Welcome back to The Spin! Walmart is cutting costs - and jobs - by outsourcing its finance and accounting department, several retailers and a gym operator are going to open their own branded hotels in New York City, and Kanye West is about to make up to $65 million this year from his Yeezy partnership with Adidas. Enjoy the read and feel free to share! Best, Ulrike


Walmart's tighter ship. Starting this September, Walmart will lay off 569 employees in connection with the closure of its finance and accounting department in Charlotte, South Carolina. As announced last fall, the US retail giant will outsource its finance and accounting work to New York-based service provider Genpact. This move follows last year’s lay-offs in Walmart’s corporate office and optical services, and a slew of store closures.


Adidas' $1.3 billion brand. According to the New York Times, less than 4.5 percent of Adidas’ 1,700 employees at its Portland campus identify as black. The scathing report, to which Adidas already responded (paywall), also projects this year’s sales for its Yeezy brand at more than $1.3 billion, which should net designer and rapper Kanye West a paycheck of up to $65 million.

Show me the money. Turkish textile company Cemsel Tekstil has not completed a planned capital increase for René Lezard, which is now looking (paywall; translated by Google) for new investors. Cemsel announced its acquisition of the German fashion company last October. Following a capital injection, which failed to materialize for unknown reasons, Cemsel was to hold a 60 percent majority in René Lezard Mode AG. The current status of the relationship between the two companies remains unclear.

This ole shoe. Between July 11-21 on eBay, shoezeum will auction off a 47-year-old pair of Nike Moon Shoes aka Waffle Racers, which is one of the first styles ever made by Nike. Originally owned and worn by now 71-year-old Dave Russell, the handcrafted style’s most interesting feature are the soles, famously molded by a waffle iron, leaving a moon shaped tread. After 135 bids at an auction in 2016, a similar model went to a Malaysian shoe collector for $11,200.


Losing 60 customers a week. Suffering from decreasing traffic and increasing competition from fast fashion and digital retailers, Australian fashion retailers are failing in an unprecedented way. Among the many retailers that entered voluntary administration in the last three years are Topshop and Topman Australia, David Lawrence, Shoes of Prey, Laura Ashley and Ed Harry.


From L&T to Adidas. Vanessa LeFevbre, who just relinquished her position as president of HBC's embattled Lord & Taylor division, is joining (paywall) Adidas North America as VP, commercial. In this role she will oversee the German sports giant’s entire commercial strategy in the region, including wholesale, retail and eCommerce. She succeeds and reports to Zion Armstrong, who has been promoted to president of Adidas North America.

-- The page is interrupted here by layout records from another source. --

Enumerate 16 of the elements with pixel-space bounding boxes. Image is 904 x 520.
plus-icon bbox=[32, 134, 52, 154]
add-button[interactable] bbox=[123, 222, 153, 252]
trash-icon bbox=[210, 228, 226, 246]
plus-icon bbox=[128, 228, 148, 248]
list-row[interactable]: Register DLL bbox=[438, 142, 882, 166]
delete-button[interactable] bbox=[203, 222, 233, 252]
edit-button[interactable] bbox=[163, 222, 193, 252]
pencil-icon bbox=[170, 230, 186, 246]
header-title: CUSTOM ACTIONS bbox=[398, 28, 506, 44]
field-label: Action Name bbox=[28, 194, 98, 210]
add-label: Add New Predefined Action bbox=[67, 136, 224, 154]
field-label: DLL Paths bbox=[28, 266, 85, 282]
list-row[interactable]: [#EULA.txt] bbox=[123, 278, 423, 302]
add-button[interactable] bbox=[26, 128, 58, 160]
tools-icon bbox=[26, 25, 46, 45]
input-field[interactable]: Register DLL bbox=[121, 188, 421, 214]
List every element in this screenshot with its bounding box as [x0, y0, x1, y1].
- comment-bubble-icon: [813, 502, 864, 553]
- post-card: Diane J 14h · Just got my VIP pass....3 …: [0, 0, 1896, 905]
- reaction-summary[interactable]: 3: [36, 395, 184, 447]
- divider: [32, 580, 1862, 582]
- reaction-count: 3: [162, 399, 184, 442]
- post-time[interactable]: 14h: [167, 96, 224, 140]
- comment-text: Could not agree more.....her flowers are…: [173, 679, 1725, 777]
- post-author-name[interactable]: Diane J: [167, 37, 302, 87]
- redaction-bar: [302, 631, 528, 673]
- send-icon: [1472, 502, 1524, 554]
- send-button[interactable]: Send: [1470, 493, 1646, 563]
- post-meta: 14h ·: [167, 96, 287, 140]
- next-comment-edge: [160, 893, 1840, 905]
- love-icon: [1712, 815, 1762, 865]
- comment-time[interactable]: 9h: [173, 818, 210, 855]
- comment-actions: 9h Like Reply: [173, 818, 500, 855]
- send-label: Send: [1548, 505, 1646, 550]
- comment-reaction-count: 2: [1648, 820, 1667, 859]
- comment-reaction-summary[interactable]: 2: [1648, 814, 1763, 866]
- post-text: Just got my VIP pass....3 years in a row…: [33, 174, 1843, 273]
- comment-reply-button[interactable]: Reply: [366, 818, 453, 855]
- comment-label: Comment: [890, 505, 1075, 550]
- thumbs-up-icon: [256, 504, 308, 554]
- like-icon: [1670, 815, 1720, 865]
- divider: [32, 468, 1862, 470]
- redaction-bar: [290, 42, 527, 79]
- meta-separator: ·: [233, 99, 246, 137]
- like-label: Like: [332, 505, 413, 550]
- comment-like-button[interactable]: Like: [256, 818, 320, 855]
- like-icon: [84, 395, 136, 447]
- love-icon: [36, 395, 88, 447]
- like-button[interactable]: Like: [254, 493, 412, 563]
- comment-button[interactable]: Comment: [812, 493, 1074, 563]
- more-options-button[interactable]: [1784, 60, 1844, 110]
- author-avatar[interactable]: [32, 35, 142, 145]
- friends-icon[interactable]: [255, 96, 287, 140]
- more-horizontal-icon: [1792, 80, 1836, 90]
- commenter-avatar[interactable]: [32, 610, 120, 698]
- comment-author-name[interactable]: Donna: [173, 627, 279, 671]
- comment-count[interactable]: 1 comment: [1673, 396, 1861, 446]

End of an era. After more than 50 years with Peek & Cloppenburg, general manager Harro-Uwe Cloppenburg is going to retire (paywall; translated by Google). The 78-year-old took the helm at his parents’ Düsseldorf-based fashion retailer at age 27, leading the company through massive expansion and several transformations. Recently, though, development at P&C began to stagnate, requiring (in German) the help of McKinsey.


Stay with me. Following the example of fashion companies like LVMH and Versace, US food retailers like Taco Bell as well as furniture and workout specialists have started to open hotels. New York-based gym operator Equinox will open its hotel at New York's Hudson Yards in July. Furniture retailer RH will follow with the opening of its RH Guesthouse later this year, while competitor West Elm, plans to debut the first of five planned hotels in 2020.